In the existing literature, “confidence” refers to a variety of phenomena and dimensions, each of them often being measured in study-specific ways. Methodologically, a few studies have raised concerns about existing measures of confidence, both at the theoretical and empirical levels (e.g., Olsson 2014; Klayman et al 1999) – but without providing clear guidance about how to improve them.
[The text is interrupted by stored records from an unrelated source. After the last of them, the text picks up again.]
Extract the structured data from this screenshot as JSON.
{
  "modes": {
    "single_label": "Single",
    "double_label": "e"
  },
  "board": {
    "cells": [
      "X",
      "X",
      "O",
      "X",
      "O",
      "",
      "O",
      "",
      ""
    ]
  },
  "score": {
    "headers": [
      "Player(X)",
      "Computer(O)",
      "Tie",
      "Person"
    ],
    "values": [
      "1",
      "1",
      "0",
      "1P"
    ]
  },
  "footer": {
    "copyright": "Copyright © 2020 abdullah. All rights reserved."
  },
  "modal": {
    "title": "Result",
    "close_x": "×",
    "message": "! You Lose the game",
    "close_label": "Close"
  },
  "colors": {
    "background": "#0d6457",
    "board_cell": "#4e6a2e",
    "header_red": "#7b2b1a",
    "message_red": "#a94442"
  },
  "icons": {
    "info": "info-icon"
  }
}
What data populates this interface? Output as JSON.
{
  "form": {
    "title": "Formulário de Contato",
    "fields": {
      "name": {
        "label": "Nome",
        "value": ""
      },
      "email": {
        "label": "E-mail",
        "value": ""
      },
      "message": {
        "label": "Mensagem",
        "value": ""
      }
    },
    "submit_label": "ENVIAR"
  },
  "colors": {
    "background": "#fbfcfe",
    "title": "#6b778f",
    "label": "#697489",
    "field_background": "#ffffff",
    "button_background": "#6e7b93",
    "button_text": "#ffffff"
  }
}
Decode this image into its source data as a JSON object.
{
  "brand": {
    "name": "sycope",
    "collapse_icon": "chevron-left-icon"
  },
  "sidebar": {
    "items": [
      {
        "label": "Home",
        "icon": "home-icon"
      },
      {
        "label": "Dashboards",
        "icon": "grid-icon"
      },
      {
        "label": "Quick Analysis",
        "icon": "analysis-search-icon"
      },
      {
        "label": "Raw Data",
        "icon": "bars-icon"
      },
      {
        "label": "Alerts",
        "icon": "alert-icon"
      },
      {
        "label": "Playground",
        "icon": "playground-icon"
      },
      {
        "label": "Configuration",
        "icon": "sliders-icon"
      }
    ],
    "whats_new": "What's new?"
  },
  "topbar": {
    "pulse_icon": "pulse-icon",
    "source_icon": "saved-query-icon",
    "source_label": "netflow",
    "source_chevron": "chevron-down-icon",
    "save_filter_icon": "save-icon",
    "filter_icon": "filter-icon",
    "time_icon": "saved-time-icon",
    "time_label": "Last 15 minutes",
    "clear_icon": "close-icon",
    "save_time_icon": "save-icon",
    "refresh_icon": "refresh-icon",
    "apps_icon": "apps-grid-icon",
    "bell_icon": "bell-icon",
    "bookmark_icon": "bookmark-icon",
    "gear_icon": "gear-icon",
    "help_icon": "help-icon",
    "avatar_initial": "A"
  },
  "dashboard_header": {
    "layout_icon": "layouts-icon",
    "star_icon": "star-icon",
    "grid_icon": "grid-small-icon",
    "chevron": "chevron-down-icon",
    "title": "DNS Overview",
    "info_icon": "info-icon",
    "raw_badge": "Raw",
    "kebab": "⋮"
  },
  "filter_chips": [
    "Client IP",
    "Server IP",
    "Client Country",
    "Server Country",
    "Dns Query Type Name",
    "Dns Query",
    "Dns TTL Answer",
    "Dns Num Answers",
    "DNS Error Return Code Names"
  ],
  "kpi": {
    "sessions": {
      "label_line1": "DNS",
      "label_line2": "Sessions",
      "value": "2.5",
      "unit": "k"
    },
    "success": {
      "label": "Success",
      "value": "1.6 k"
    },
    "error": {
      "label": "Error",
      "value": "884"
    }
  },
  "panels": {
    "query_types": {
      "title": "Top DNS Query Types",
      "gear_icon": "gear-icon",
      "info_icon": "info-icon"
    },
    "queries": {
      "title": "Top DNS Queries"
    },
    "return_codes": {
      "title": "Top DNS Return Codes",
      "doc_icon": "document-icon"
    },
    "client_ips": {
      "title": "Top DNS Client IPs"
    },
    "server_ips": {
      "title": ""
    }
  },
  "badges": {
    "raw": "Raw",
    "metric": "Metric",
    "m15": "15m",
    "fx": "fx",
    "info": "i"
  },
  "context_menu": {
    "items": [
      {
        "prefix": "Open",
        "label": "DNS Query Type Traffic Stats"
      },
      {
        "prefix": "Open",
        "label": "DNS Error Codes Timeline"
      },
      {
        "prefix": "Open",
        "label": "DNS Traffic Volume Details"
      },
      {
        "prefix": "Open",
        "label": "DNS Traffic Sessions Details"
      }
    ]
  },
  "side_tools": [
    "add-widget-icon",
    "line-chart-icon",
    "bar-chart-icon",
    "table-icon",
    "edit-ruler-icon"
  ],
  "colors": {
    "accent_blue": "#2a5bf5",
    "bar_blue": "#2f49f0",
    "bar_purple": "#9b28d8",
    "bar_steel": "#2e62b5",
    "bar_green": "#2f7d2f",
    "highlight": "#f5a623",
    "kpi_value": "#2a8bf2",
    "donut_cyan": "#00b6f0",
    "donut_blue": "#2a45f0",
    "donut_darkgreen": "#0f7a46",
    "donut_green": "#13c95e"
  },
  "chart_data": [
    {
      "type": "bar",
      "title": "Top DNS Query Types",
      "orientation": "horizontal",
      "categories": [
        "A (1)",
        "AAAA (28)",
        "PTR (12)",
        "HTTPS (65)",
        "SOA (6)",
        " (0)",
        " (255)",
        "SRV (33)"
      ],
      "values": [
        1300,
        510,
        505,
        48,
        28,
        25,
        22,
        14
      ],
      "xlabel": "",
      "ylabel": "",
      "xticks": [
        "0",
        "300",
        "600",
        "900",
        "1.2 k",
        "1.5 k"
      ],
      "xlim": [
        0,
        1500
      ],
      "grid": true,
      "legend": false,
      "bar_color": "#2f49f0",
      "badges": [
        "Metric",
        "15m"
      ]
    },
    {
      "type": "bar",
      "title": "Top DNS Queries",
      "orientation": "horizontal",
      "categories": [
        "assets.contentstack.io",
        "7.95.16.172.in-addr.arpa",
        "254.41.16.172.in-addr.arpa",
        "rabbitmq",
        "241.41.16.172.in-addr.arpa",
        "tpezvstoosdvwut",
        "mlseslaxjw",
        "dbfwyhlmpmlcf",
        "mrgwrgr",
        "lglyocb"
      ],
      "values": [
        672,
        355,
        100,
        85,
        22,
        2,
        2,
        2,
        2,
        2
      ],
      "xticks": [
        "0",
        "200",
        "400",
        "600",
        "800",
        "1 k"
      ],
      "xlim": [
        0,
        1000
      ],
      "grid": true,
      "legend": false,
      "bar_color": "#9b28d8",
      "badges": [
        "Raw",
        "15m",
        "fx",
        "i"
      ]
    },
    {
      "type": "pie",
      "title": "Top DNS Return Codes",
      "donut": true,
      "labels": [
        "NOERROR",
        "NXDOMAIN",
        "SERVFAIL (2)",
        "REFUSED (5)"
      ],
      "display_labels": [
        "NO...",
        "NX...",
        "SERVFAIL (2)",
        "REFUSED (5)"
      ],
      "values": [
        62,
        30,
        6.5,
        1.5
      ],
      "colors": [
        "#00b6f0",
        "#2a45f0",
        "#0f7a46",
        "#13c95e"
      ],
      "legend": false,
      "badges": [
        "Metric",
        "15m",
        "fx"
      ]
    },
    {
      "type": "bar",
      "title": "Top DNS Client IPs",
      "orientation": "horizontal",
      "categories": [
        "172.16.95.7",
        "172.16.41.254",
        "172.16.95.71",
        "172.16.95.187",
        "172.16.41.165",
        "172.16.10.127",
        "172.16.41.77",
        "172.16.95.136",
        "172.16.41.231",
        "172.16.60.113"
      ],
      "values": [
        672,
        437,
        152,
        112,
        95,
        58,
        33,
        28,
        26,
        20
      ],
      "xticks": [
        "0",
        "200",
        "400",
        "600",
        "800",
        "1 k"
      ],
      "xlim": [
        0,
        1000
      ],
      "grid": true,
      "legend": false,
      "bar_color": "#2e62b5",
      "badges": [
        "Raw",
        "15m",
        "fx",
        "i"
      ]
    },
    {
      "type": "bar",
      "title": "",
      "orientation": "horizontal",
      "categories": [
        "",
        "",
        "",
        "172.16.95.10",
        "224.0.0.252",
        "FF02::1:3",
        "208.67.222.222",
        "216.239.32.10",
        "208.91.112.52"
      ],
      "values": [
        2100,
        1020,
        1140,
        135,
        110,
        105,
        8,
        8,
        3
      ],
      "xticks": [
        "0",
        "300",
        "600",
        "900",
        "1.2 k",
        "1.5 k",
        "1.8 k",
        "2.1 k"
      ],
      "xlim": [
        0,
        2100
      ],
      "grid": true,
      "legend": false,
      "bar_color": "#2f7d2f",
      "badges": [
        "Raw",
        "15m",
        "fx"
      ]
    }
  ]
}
An important step towards addressing this question is the confidence database (Rahnev et al 2020) that performed a meta-analysis over multiple studies. However, it remains limited to a single overconfidence dimension (overestimation). In economics, a recent study incidentally reported that over-placement and overconfidence might differently correlate with various dimensions of risk attitude, raising questions on the internal validity of a general concept of confidence (Dean & Ortoleva 2019). Empirical work also shows inconsistencies: general confidence levels vary with task type, difficulty and the definition of overconfidence. Our aim is to address these inconsistencies and unknowns in several ways. By recognizing key features of confidence and examining their relationships, we may reconcile conflicting evidence. Identifying latent factors underlying confidence will allow us to link them to personality traits and real-life behaviors, providing insights into confidence effects. This will offer critical evidence on the internal and external validity of confidence measurements, which is currently lacking. Methodologically, we will address open questions using a test/re-test design on a representative general population sample by collecting these data at two time points, we will both assess the generalizability and stability of confidence elicitation and mitigating potential biases from traditional student samples.